The formation of the STC in Aden 2016 inspired hope that an independent state in the South was no longer a fata morgana. The movement had huge support throughout the south and the weakening authority of Hadi’s government, which had become a government-in-exile based in Saudi Arabia, placed the STC in an ideal negotiating position on the regional and international stage. But once again it failed to step up to the plate and its weakness in taking decisive political action during the last five years enabled Hadi to make political and military in roads into Hadhramaut, Shabwa and parts of Abyan.

Though the STC are nominal allies in a Saudi-led military coalition fighting the Houthis, the rivalry between the STC and Hadi’s government has led to a civil war within a civil war and the historic struggle between the south and the central government continues, opening old wounds.

Pressure from the Saudis prompted the STC’s declaration of self-rule in Aden in 2020, a move designed to influence the coalition to put more pressure on Hadi, to be abandoned in the hope that the Riyadh Agreement, always honoured more in the breach than in the observance, would finally be implemented. This lost the STC credibility within its own ranks and with the southern population. Southerners see themselves cheated out of their own state while others feel that ending the military conflict means accepting that independence is a long process and that kicking the ball into the long grass may be the only option feasible for now.

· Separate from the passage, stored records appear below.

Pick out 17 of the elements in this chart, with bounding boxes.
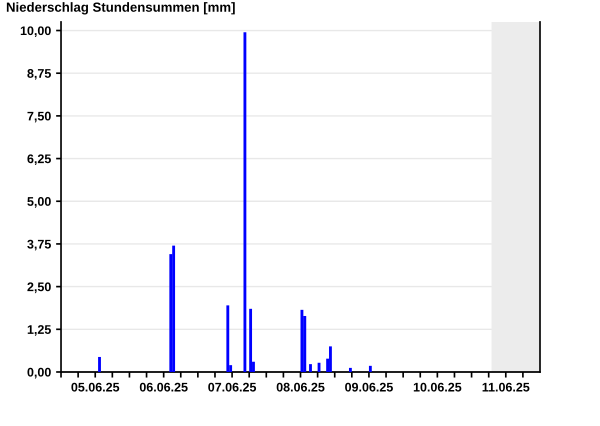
x-tick-label: 05.06.25 (71, 382, 120, 392)
x-tick-label: 11.06.25 (482, 382, 530, 392)
y-tick-label: 6,25 (27, 154, 51, 166)
chart-title: Niederschlag Stundensummen [mm] (6, 2, 235, 14)
x-tick-label: 09.06.25 (345, 382, 393, 392)
y-tick-label: 5,00 (27, 197, 51, 208)
y-tick-label: 1,25 (28, 325, 51, 336)
y-tick-label: 10,00 (20, 26, 51, 37)
y-tick-label: 0,00 (27, 368, 51, 378)
y-tick-label: 3,75 (27, 240, 51, 250)
x-tick-label: 07.06.25 (208, 382, 256, 392)
x-tick-label: 08.06.25 (276, 382, 324, 392)
y-tick-label: 8,75 (27, 69, 51, 80)
y-tick-label: 7,50 (28, 112, 51, 122)
y-tick-label: 2,50 (27, 282, 51, 294)
x-tick-label: 06.06.25 (140, 382, 188, 392)
x-tick-label: 10.06.25 (414, 382, 462, 392)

The STC’s survival as a political force for independence will be dependent on the way it explains the current complexities to its supporters and on the effectiveness of whatever new government, when and if it is formed, in providing critical services to the public. Many Southerners have become more concerned about the deteriorating economic situation, lack of electricity and clean water, and less concerned about the structure of their state.

STC meeting
President Al-Zubaidi chairs a meeting of the STC Council
by video link from Riyadh

The conflict will most likely continue until both the STC and the Yemeni state have weakened significantly to provide the coalition with an opportunity to shape the political road map of Yemen in its own political and economic terms. But not all Southerners accept the controlling hand of Saudi Arabia and the UAE and some describe the coalition’s forces as occupation forces. Other Southern leaders and movements may replace the STC as the main player in South Yemen’s political game. (See Issue 3 of South Yemen Update for a guide to the South’s political parties and groups). Some Southern politicians hostile to the STC are making alliances with Turkey and Qatar which could lead to the creation of a new coalition. The Arab Weekly reported that Turkish intelligence activities, under the umbrella of humanitarian work, have increased, possibly preparing the ground for Turkish intervention in the southern provinces.

Riyadh knows that there is no military solution to the war in Yemen. At one point it was spending $5 billion a month supporting Hadi’s government. Crown Prince Muhammad bin Salman ignored Yemen’s history of frustrating invaders. He thought it would be short and sharp. Five years on, it has proved to be anything but. Now, with the possibility of a Biden victory in the U.S., which could spell the end of Washington’s support, there is more impetus to find some kind of resolution that will allow the Saudis to secure their border and minimize Iran’s support for the Houthis.

It is time for the STC to stop selling, bargaining, compromising and trading with Southern statehood. It has to ensure the South emerges from this brouhaha with a sovereign state. It has lost three major battles but the war can still be won. Every great crisis presents a great opportunity.